Updated water quality standards needed for Hong Kong's beaches, says DAB

PUBLISHED : Monday, 19 August, 2013, 7:59pm
UPDATED : Tuesday, 20 August, 2013, 12:36pm

A pro-establishment political party is calling for the government to update the water quality standard for bathing beaches, after a poll they conducted found some swimmers suffered from illness following contact with the water.

The Democratic Alliance for Betterment and Progress of Hong Kong criticised the government on Monday for being slow to amend current standards for beach water quality in the city, which uses a “backward” criteria from the 1980s.

The DAB claimed that although water quality had already been reviewed by the Environmental Protection Department (EPD) in 2009, the government had not since taken any policy action to update the Water Quality Objective (WQO).

As the city is faced with an ageing population, free swimming facilities are urgently needed for citizens in the Western part of New Territories
DAB lawmaker Christopher Chung Shu-kun 

In a survey conducted by the party earlier this month, over a fifth of the 791 citizens polled had experienced discomfort or illness after swimming in public swimming pools, and around 13 per cent felt sick after swimming in beaches. DAB lawmaker Christopher Chung Shu-kun said the ailments could range from skin rashes to minor flu symptoms.
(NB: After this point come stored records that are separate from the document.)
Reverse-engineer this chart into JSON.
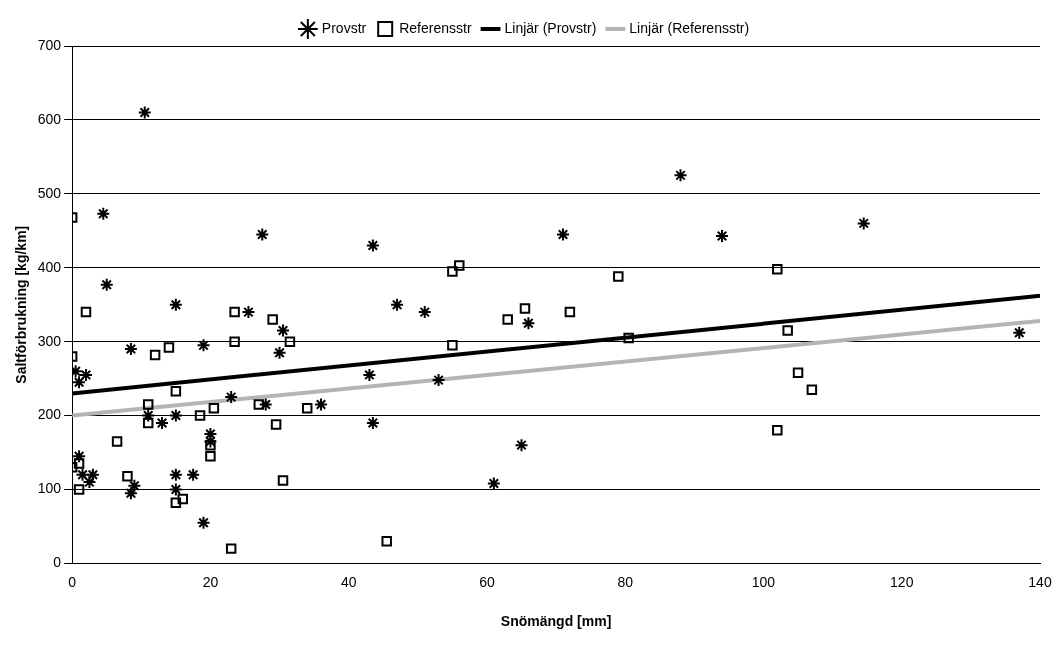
{
  "chart_data": {
    "type": "scatter",
    "xlabel": "Snömängd [mm]",
    "ylabel": "Saltförbrukning [kg/km]",
    "xlim": [
      0,
      140
    ],
    "xticks": [
      0,
      20,
      40,
      60,
      80,
      100,
      120,
      140
    ],
    "ylim": [
      0,
      700
    ],
    "yticks": [
      0,
      100,
      200,
      300,
      400,
      500,
      600,
      700
    ],
    "grid": "y",
    "legend": "top",
    "series": [
      {
        "name": "Provstr",
        "marker": "cross",
        "color": "#000000",
        "x": [
          0.5,
          1,
          2,
          1,
          1.5,
          2.5,
          3,
          8.5,
          8.5,
          9,
          10.5,
          4.5,
          5,
          11,
          13,
          15,
          15,
          15,
          15,
          17.5,
          19,
          19,
          20,
          20,
          23,
          25.5,
          27.5,
          28,
          30,
          30.5,
          36,
          43,
          43.5,
          43.5,
          47,
          51,
          53,
          61,
          65,
          66,
          71,
          88,
          94,
          114.5,
          137
        ],
        "values": [
          260,
          245,
          255,
          145,
          120,
          110,
          120,
          290,
          95,
          105,
          610,
          473,
          377,
          200,
          190,
          350,
          200,
          120,
          100,
          120,
          55,
          295,
          175,
          165,
          225,
          340,
          445,
          215,
          285,
          315,
          215,
          255,
          430,
          190,
          350,
          340,
          248,
          108,
          160,
          325,
          445,
          525,
          443,
          460,
          312
        ]
      },
      {
        "name": "Referensstr",
        "marker": "square",
        "color": "#000000",
        "x": [
          0,
          0,
          0,
          1,
          1,
          2,
          6.5,
          8,
          11,
          11,
          12,
          14,
          15,
          15,
          16,
          18.5,
          20,
          20,
          20.5,
          23.5,
          23.5,
          23,
          27,
          29,
          29.5,
          30.5,
          31.5,
          34,
          45.5,
          55,
          56,
          55,
          63,
          65.5,
          72,
          79,
          80.5,
          102,
          102,
          103.5,
          105,
          107
        ],
        "values": [
          468,
          280,
          130,
          135,
          100,
          340,
          165,
          118,
          190,
          215,
          282,
          292,
          233,
          82,
          87,
          200,
          145,
          160,
          210,
          340,
          300,
          20,
          215,
          330,
          188,
          112,
          300,
          210,
          30,
          395,
          403,
          295,
          330,
          345,
          340,
          388,
          305,
          398,
          180,
          315,
          258,
          235
        ]
      },
      {
        "name": "Linjär (Provstr)",
        "type": "line",
        "marker": "none",
        "color": "#000000",
        "x": [
          0,
          140
        ],
        "values": [
          230,
          362
        ]
      },
      {
        "name": "Linjär (Referensstr)",
        "type": "line",
        "marker": "none",
        "color": "#b4b4b4",
        "x": [
          0,
          140
        ],
        "values": [
          200,
          328
        ]
      }
    ]
  }
}
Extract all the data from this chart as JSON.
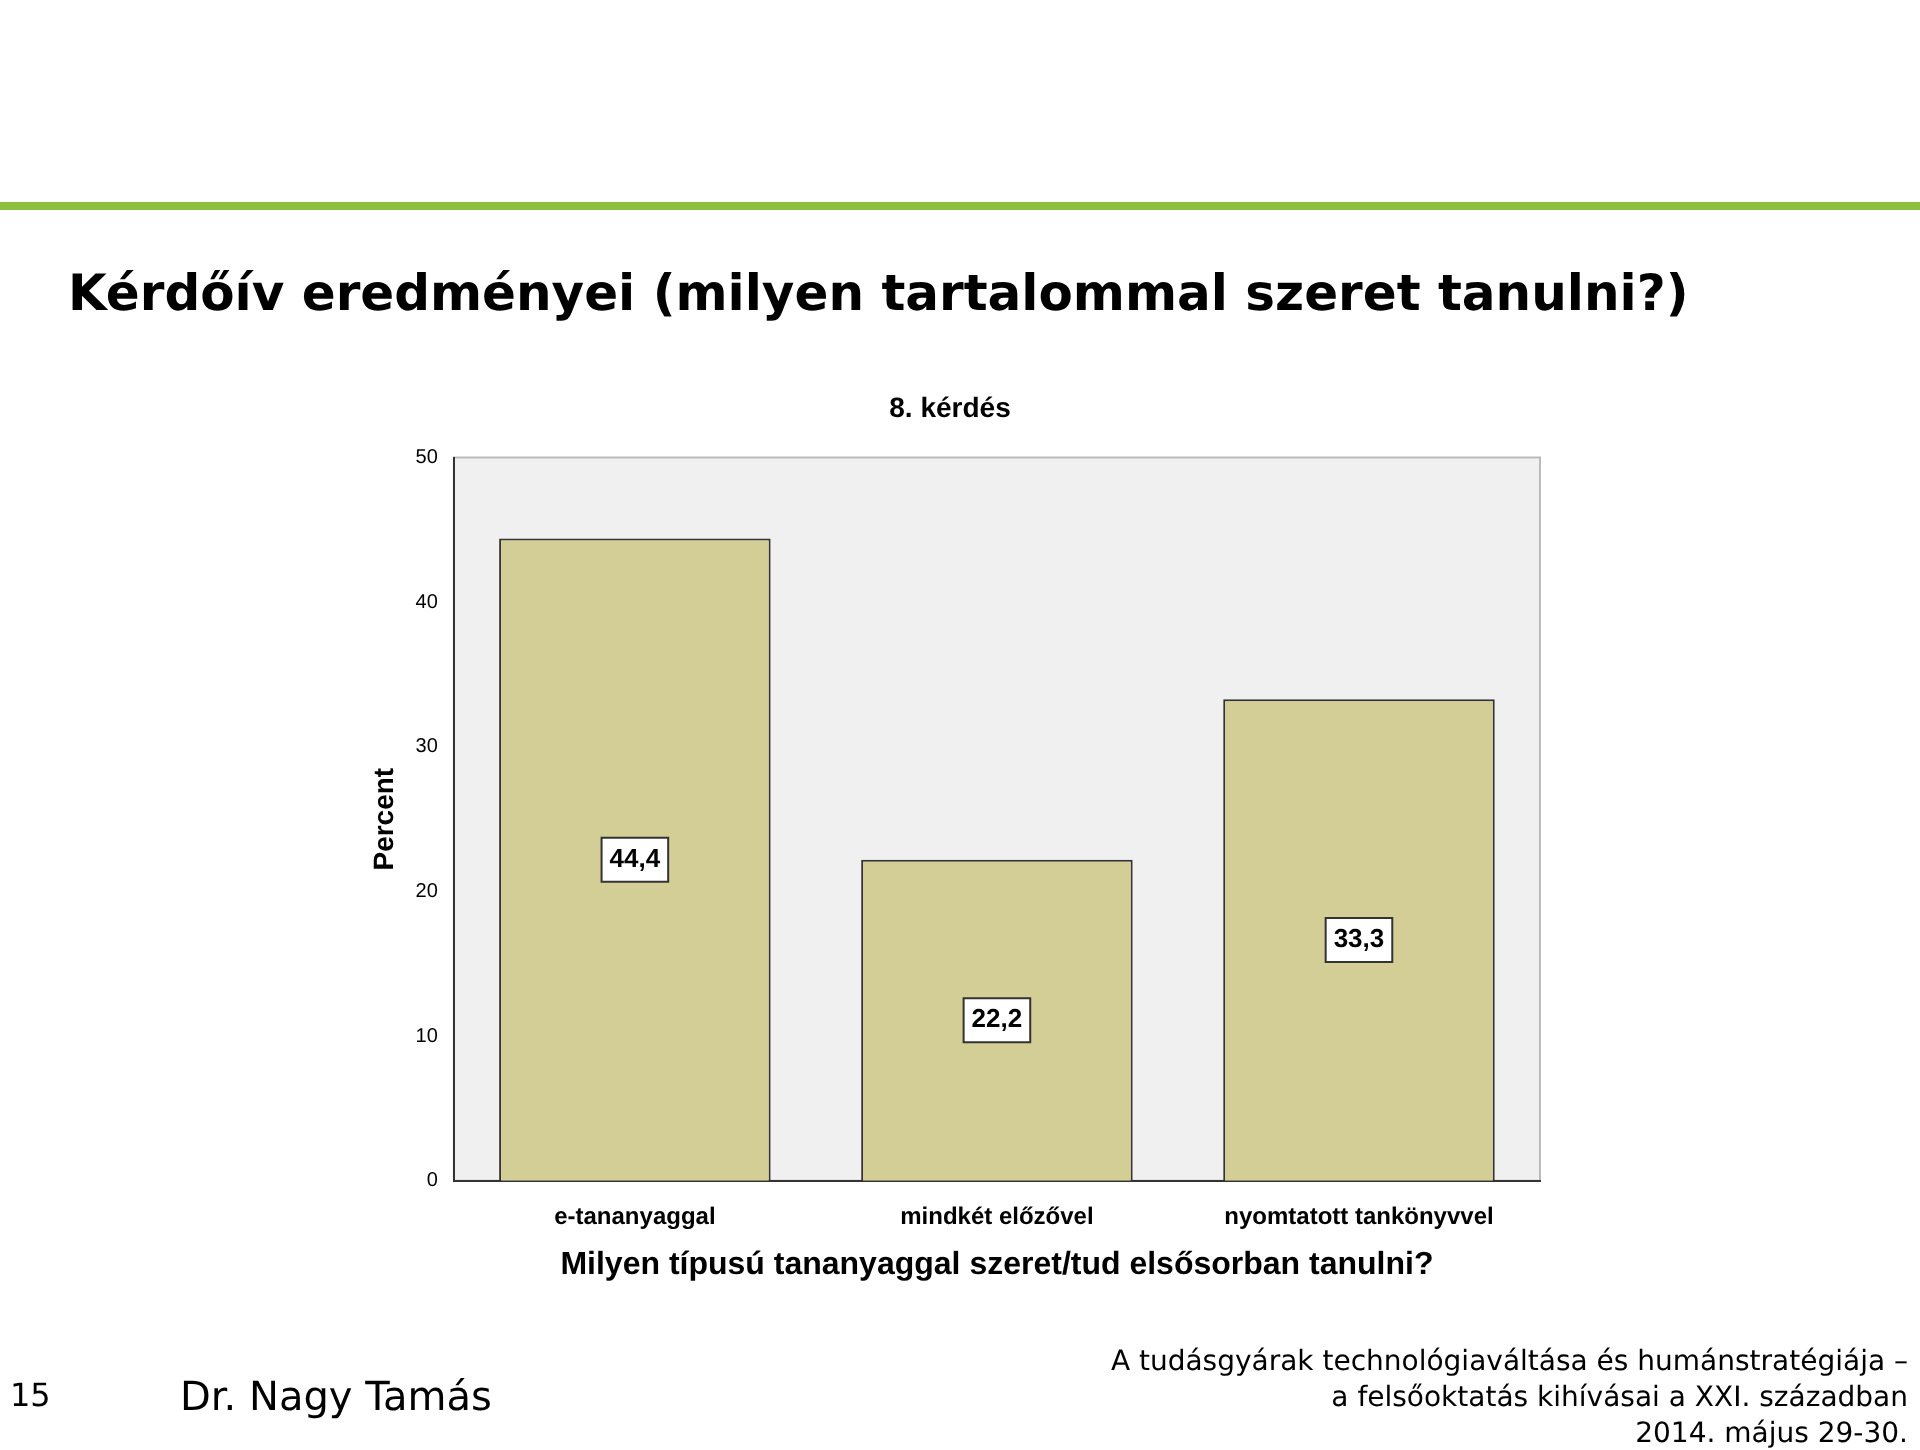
{
  "chart_data": {
    "type": "bar",
    "title": "8. kérdés",
    "xlabel": "Milyen típusú tananyaggal szeret/tud elsősorban tanulni?",
    "ylabel": "Percent",
    "categories": [
      "e-tananyaggal",
      "mindkét előzővel",
      "nyomtatott tankönyvvel"
    ],
    "values": [
      44.4,
      22.2,
      33.3
    ],
    "value_labels": [
      "44,4",
      "22,2",
      "33,3"
    ],
    "color": "#d3ce95",
    "ylim": [
      0,
      50
    ],
    "yticks": [
      0,
      10,
      20,
      30,
      40,
      50
    ],
    "grid": false,
    "legend": false,
    "annotations": [
      "Kérdőív eredményei (milyen tartalommal szeret tanulni?)",
      "15",
      "Dr. Nagy Tamás",
      "A tudásgyárak technológiaváltása és humánstratégiája –",
      "a felsőoktatás kihívásai a XXI. században",
      "2014. május 29-30."
    ]
  }
}
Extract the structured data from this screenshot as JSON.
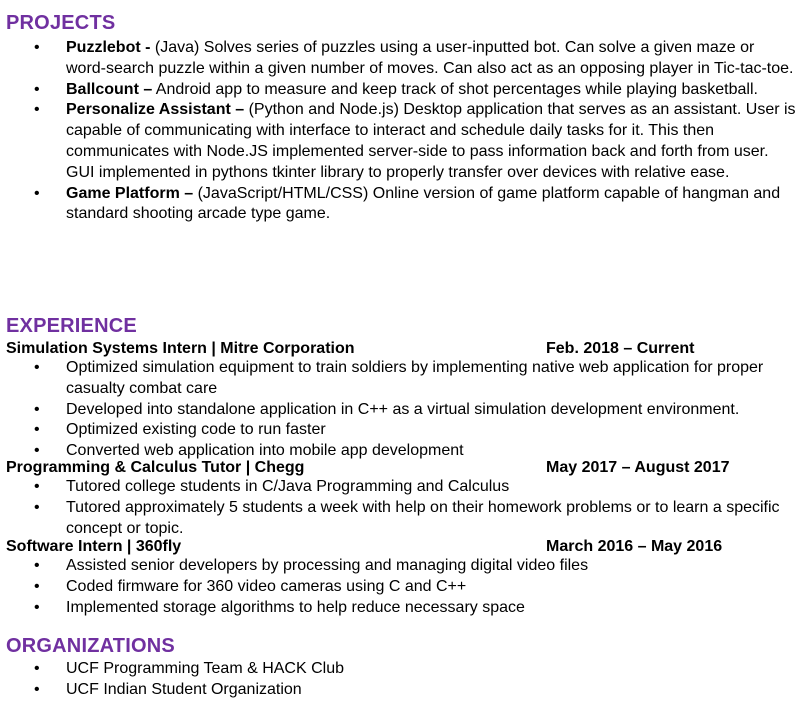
{
  "accent_color": "#7030a0",
  "projects": {
    "heading": "PROJECTS",
    "items": [
      {
        "name": "Puzzlebot -",
        "desc": " (Java) Solves series of puzzles using a user-inputted bot. Can solve a given maze or word-search puzzle within a given number of moves. Can also act as an opposing player in Tic-tac-toe."
      },
      {
        "name": "Ballcount –",
        "desc": " Android app to measure and keep track of shot percentages while playing basketball."
      },
      {
        "name": "Personalize Assistant –",
        "desc": " (Python and Node.js) Desktop application that serves as an assistant. User is capable of communicating with interface to interact and schedule daily tasks for it. This then communicates with Node.JS implemented server-side to pass information back and forth from user. GUI implemented in pythons tkinter library to properly transfer over devices with relative ease."
      },
      {
        "name": "Game Platform –",
        "desc": " (JavaScript/HTML/CSS) Online version of game platform capable of hangman and standard shooting arcade type game."
      }
    ]
  },
  "experience": {
    "heading": "EXPERIENCE",
    "jobs": [
      {
        "title": "Simulation Systems Intern | Mitre Corporation",
        "dates": "Feb. 2018 – Current",
        "bullets": [
          "Optimized simulation equipment to train soldiers by implementing native web application for proper casualty combat care",
          "Developed into standalone application in C++ as a virtual simulation development environment.",
          "Optimized existing code to run faster",
          "Converted web application into mobile app development"
        ]
      },
      {
        "title": "Programming & Calculus Tutor | Chegg",
        "dates": "May 2017 – August 2017",
        "bullets": [
          "Tutored college students in C/Java Programming and Calculus",
          "Tutored approximately 5 students a week with help on their homework problems or to learn a specific concept or topic."
        ]
      },
      {
        "title": "Software Intern | 360fly",
        "dates": "March 2016 – May 2016",
        "bullets": [
          "Assisted senior developers by processing and managing digital video files",
          "Coded firmware for 360 video cameras using C and C++",
          "Implemented storage algorithms to help reduce necessary space"
        ]
      }
    ]
  },
  "organizations": {
    "heading": "ORGANIZATIONS",
    "items": [
      "UCF Programming Team & HACK Club",
      "UCF Indian Student Organization"
    ]
  }
}
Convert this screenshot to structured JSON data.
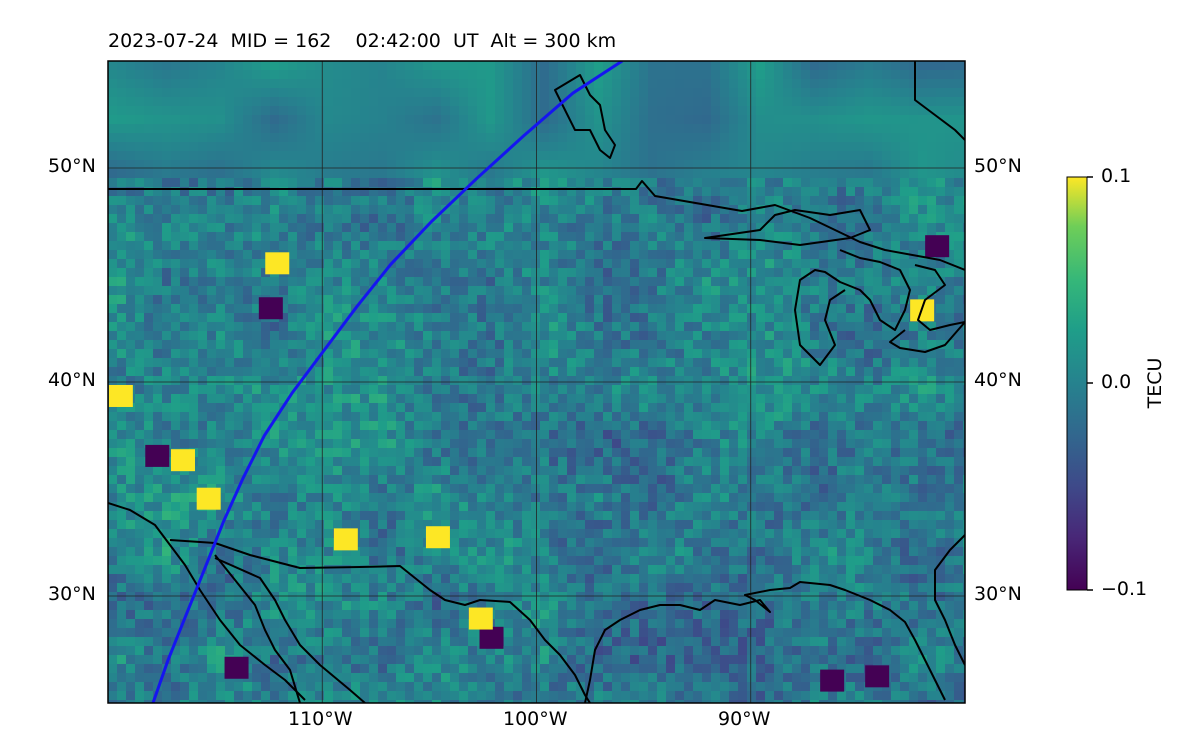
{
  "title": "2023-07-24  MID = 162    02:42:00  UT  Alt = 300 km",
  "map": {
    "projection": "PlateCarree",
    "extent": {
      "lon_min": -120,
      "lon_max": -80,
      "lat_min": 25,
      "lat_max": 55
    },
    "gridlines": true,
    "lat_ticks": [
      {
        "value": 30,
        "label": "30°N"
      },
      {
        "value": 40,
        "label": "40°N"
      },
      {
        "value": 50,
        "label": "50°N"
      }
    ],
    "lon_ticks": [
      {
        "value": -110,
        "label": "110°W"
      },
      {
        "value": -100,
        "label": "100°W"
      },
      {
        "value": -90,
        "label": "90°W"
      }
    ],
    "features": [
      "coastlines",
      "country borders",
      "Great Lakes"
    ],
    "track": {
      "color": "#1515f0",
      "points": [
        [
          -117.9,
          25
        ],
        [
          -117.2,
          27
        ],
        [
          -116.4,
          29
        ],
        [
          -115.4,
          31.5
        ],
        [
          -114.6,
          33.5
        ],
        [
          -113.7,
          35.5
        ],
        [
          -112.7,
          37.5
        ],
        [
          -111.4,
          39.5
        ],
        [
          -109.9,
          41.5
        ],
        [
          -108.4,
          43.5
        ],
        [
          -106.8,
          45.5
        ],
        [
          -104.9,
          47.5
        ],
        [
          -102.8,
          49.5
        ],
        [
          -100.6,
          51.5
        ],
        [
          -98.3,
          53.5
        ],
        [
          -96.0,
          55
        ]
      ]
    }
  },
  "colorbar": {
    "label": "TECU",
    "colormap": "viridis",
    "min": -0.1,
    "max": 0.1,
    "ticks": [
      {
        "value": 0.1,
        "label": "0.1"
      },
      {
        "value": 0.0,
        "label": "0.0"
      },
      {
        "value": -0.1,
        "label": "−0.1"
      }
    ]
  },
  "features": {
    "hotspots": [
      {
        "lon": -117.7,
        "lat": 36.5,
        "value": -0.1
      },
      {
        "lon": -116.5,
        "lat": 36.3,
        "value": 0.1
      },
      {
        "lon": -114.0,
        "lat": 26.6,
        "value": -0.1
      },
      {
        "lon": -115.3,
        "lat": 34.5,
        "value": 0.1
      },
      {
        "lon": -112.1,
        "lat": 45.5,
        "value": 0.1
      },
      {
        "lon": -112.4,
        "lat": 43.4,
        "value": -0.1
      },
      {
        "lon": -108.9,
        "lat": 32.6,
        "value": 0.1
      },
      {
        "lon": -104.6,
        "lat": 32.7,
        "value": 0.1
      },
      {
        "lon": -102.1,
        "lat": 28.0,
        "value": -0.1
      },
      {
        "lon": -102.6,
        "lat": 28.9,
        "value": 0.1
      },
      {
        "lon": -82.0,
        "lat": 43.3,
        "value": 0.1
      },
      {
        "lon": -81.3,
        "lat": 46.3,
        "value": -0.1
      },
      {
        "lon": -84.1,
        "lat": 26.2,
        "value": -0.1
      },
      {
        "lon": -86.2,
        "lat": 26.0,
        "value": -0.1
      },
      {
        "lon": -119.4,
        "lat": 39.3,
        "value": 0.1
      }
    ]
  }
}
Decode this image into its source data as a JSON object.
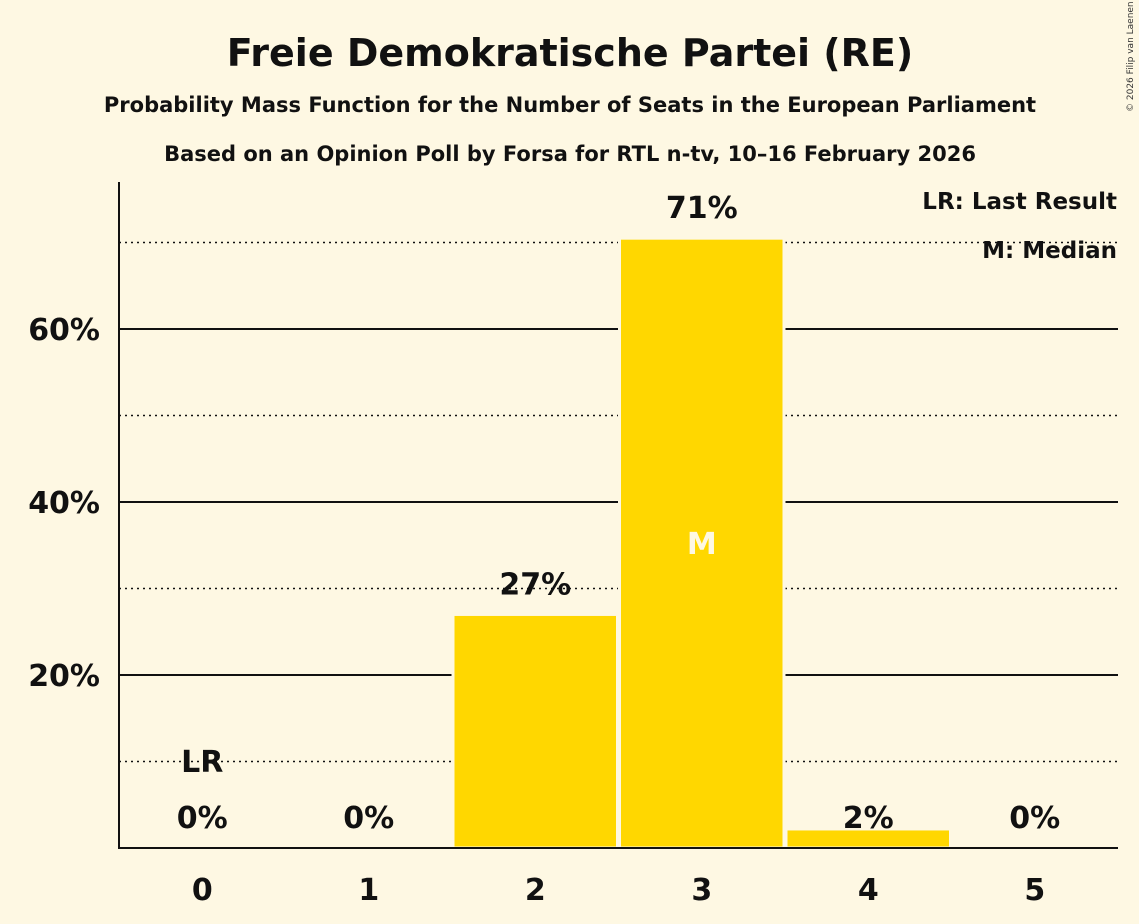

Citizens above 11 years of age were polled by phone over a one-week period starting July 30.

The party said its main area of concern is the levels of E. coli in freshwater beaches. Its presence in water is a strong indication of recent sewage or animal waste contamination, as it is present in large numbers inside the gastrointestinal tracts and excreta of all warm-blooded animals.

The current standard for E. coli levels in Hong Kong beach waters is 180 colonies per 100ml of water. The standard set by the United States Environmental Protection Agency is 126 colonies per 100ml.

A spokesperson at the Leisure and Cultural Services Department said they were concerned about beach water quality, and have tested for bacteria levels in seawater every week during the summer season to determine whether its 'good', 'average', 'bad' or 'extremely bad'."

Chung also reiterated his stance on the man-made Lung Mei Beach in Tai Po, and said the 200-metre-beach is a good compromise on use of 6 kilometres of coast, near an ecologically rich mangrove swamp and the Plover Cove Reservoir.

“As the city is faced with an ageing population, free swimming facilities are urgently needed for citizens in the Western part of New Territories, particularly for many elderly people who enjoy swimming as a leisurely sport,” he said.

He proposed building more swimming facilities on Hong Kong Island and parts of the New Territories, and offering discount packages for public swimming pools in consideration of low-income families.